Substation Entry- Short section of cable in duct

Hi I am in the middle of a design for a new substation and one of the supplies is circa 150m long and will run for 146m on a ladder in free air. The final 4m will be routed underground into the substation through a duct then the substation trench into the LV switchboard. 

when calculating for this if I say the cable is just on the ladder then I need a single 240mm2 cable, however if I say it’s buried in ducts then the cable requirement becomes 3 x 300mm2 cables in parallel which seems extreme in practical sense. 

does anyone have any thoughts on this or experience of a similar situation and how to comply with BS7671 whilst still being practical.

Parents
  • what are you assuming about cooling and ambient temps in the ducted section, vs assumptions in the open air run

    I think I can see what's going on here.

    240 sq mm 4-core in free air has a current-carrying capacity of 516 A for three-phase operation (70 deg C conductor temp - Table 4D4A). When you look at ducts, this drops to 280 A. This is simple physics.

    However, if this cable really is running near 500 A for 150 m, isn't this a problem for volt-drop ?

    When going up a conductor size, this doesn't help much in the duct, and when you parallel you end up with a grouping factor issue ... which, as we've seen before, can really mess things up.

    Overall, the simple laws of physics apply and if you enclose cables they will get hotter, but as   says there are other models to use; however, I still think there will be a big difference between "in ducts" and "free air", made worse with grouping for parallel cables.

Reply
  • what are you assuming about cooling and ambient temps in the ducted section, vs assumptions in the open air run

    I think I can see what's going on here.

    240 sq mm 4-core in free air has a current-carrying capacity of 516 A for three-phase operation (70 deg C conductor temp - Table 4D4A).

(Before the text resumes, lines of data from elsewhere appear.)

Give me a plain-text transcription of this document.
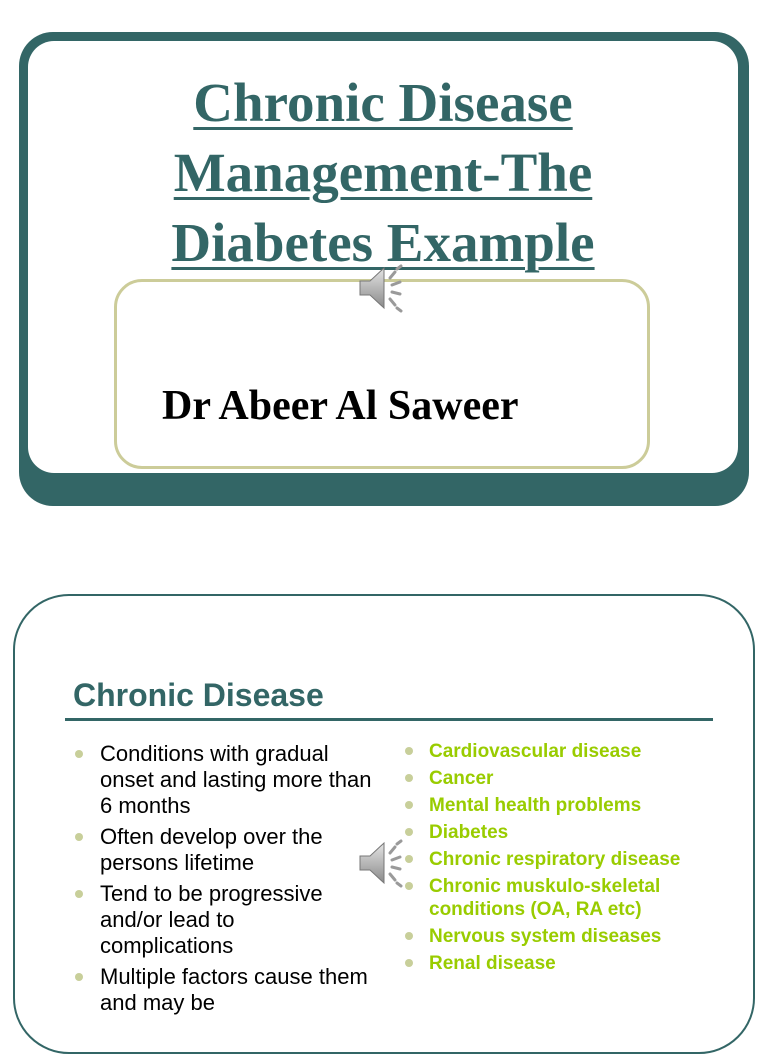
Chronic Disease
Management-The
Diabetes Example

Dr Abeer Al Saweer

Chronic Disease
Conditions with gradual onset and lasting more than 6 months
Often develop over the persons lifetime
Tend to be progressive and/or lead to complications
Multiple factors cause them and may be
Cardiovascular disease
Cancer
Mental health problems
Diabetes
Chronic respiratory disease
Chronic muskulo-skeletal conditions (OA, RA etc)
Nervous system diseases
Renal disease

When you look at ducts, this drops to 280 A. This is simple physics.

    However, if this cable really is running near 500 A for 150 m, isn't this a problem for volt-drop ?

    When going up a conductor size, this doesn't help much in the duct, and when you parallel you end up with a grouping factor issue ... which, as we've seen before, can really mess things up.

    Overall, the simple laws of physics apply and if you enclose cables they will get hotter, but as   says there are other models to use; however, I still think there will be a big difference between "in ducts" and "free air", made worse with grouping for parallel cables.

Children
  • 516 A for three-phase operation (70 deg C conductor temp - Table 4D4A). When you look at ducts, this drops to 280 A.

    I wondered that, but even then I struggled to get to needing 3 lots of 300mm in parallel even at the full 500A unless they are tied together and the bundle thermally insulated ;-) (oh and assume the soil type is desert sand..)

    My suggestion to the OP is that the ERA papers that consider  bigger ducts and cables on brackets where cables are more thermally independent are probably worth a browse to see how that affects things.
    And then there are tall ducts with vented tops (or even a grid top like a boot scraper) so that hot air is not trapped and that is more like cable on a wall. The nos in the regs are similar to to the solid/ unvented case where really it is a cable in a pipe.

    I agree though that if it is the full 500A   then volt drop over 150m, won't be stellar with 240mm2  (~ 0.2V per amp per km call it 100V per km  at 500A >>  15V on your 400V over 150m ) though I suppose depending on what is fed by it, maybe OK - but I agree it leaves precious little slack for voltage drop in whatever final wiring is at the far end and may not clear the transformer end protection especially promptly in a fault. Of course all this is guesswork on my part as we don't know the design current or duty cycle or even what LV fuses protect the cable leaving the Tx .... 
    Mike

  • 240 sq mm 4-core in free air has a current-carrying capacity of 516 A

    Hi Graham, Think you've read the wrong column 516A is for a two core cable. A 4 core CCC is 445Amps.